AGRONOMISTS and farmers are confident the rapid early season growth of canola crops in low rainfall parts of Victoria and NSW due to the warm and wet autumn will end up putting extra grain in the bin at the end of the year. While the jury is out on the impact of having cereal crops at the stem elongation stage before the end of June, there is greater comfort that early canola crops will not be set up to fail due to its early maturity.
Rob Sonogan, Grains Research and Development Corporation (GRDC) southern panel member, said the early start meant there were good acreages of canola planted in the Victorian Mallee.
He said these crops were setting a record-breaking pace, with the early April break and mild May meaning crops were already flowering in many areas.
“From a line north of Sea Lake, there’s a lot of canola that is already flowering, and that is not simply due to low nitrogen levels, which sometimes means canola will throw out an early flower, these are healthy crops,” Mr Sonogan said.
Nandaly farmer Jacko Kiley said he had canola that was beginning to flower.
He said he had top-dressed nitrogen and sulphur already at the rate of 55 kilograms a hectare of nitrogen fertiliser urea in May and 60kg/ha of sulphate of ammonia.
Mr Kiley said he had thought about another application of nitrogen, which the crop could easily take, but said he was concerned with flowers emerging it may now cut down flower numbers.
While he said he expected some pods would be burnt off by frosts due to the early flowering, he expected this to be more than compensated by the extra pods generated by a longer flowering period. His assessment was backed up by Mr Sonogan.
“You probably will lose the odd pod, but what our trial work with ultra-early sowing has found is that the plant will pod much deeper down, so there’s a lot more pods there.
“There will also be better oil levels.”
General manager at agronomy firm Agrivision, Kent Wooding, said the canola plants would simply flower until they ran out of moisture.

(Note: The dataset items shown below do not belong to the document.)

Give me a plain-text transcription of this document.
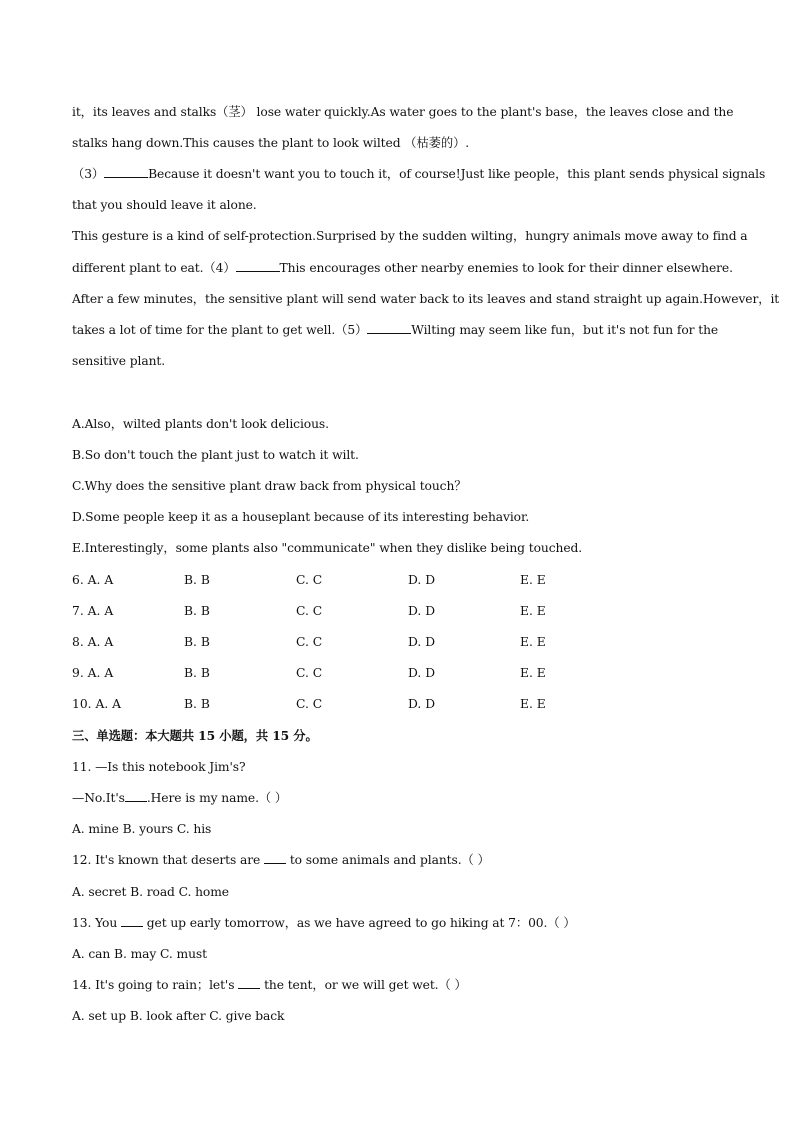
it，its leaves and stalks（茎） lose water quickly.As water goes to the plant's base，the leaves close and the
stalks hang down.This causes the plant to look wilted （枯萎的）.
（3）	Because it doesn't want you to touch it，of course!Just like people，this plant sends physical signals
that you should leave it alone.
This gesture is a kind of self-protection.Surprised by the sudden wilting，hungry animals move away to find a
different plant to eat.（4）	This encourages other nearby enemies to look for their dinner elsewhere.
After a few minutes，the sensitive plant will send water back to its leaves and stand straight up again.However，it
takes a lot of time for the plant to get well.（5）	Wilting may seem like fun，but it's not fun for the
sensitive plant.
A.Also，wilted plants don't look delicious.
B.So don't touch the plant just to watch it wilt.
C.Why does the sensitive plant draw back from physical touch？
D.Some people keep it as a houseplant because of its interesting behavior.
E.Interestingly，some plants also "communicate" when they dislike being touched.
6. A. A	B. B	C. C	D. D	E. E
7. A. A	B. B	C. C	D. D	E. E
8. A. A	B. B	C. C	D. D	E. E
9. A. A	B. B	C. C	D. D	E. E
10. A. A	B. B	C. C	D. D	E. E
三、单选题：本大题共 15 小题，共 15 分。
11. —Is this notebook Jim's?
—No.It's .Here is my name.（ ）
A. mine B. yours C. his
12. It's known that deserts are to some animals and plants.（ ）
A. secret B. road C. home
13. You get up early tomorrow，as we have agreed to go hiking at 7：00.（ ）
A. can B. may C. must
14. It's going to rain；let's the tent，or we will get wet.（ ）
A. set up B. look after C. give back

“Canola will just match the season, once it has got no moisture or a spell of hot weather it just stops flowering.”
He said growers with early canola would be at an advantage.
“In our trials, early sown canola has always gone the best in the Mallee, even with frost, as it is not as exposed to those spring heat events we can get.”
Simon Craig, research agronomist with Birchip Cropping Group (BCG) said the year presented a series of questions.
“There’s a few things we don’t really know, just with the flowering so early, we’ve done some trial work on it and we think it will be a good thing, but it really is unprecedented, so we’ll see what happens in practice.”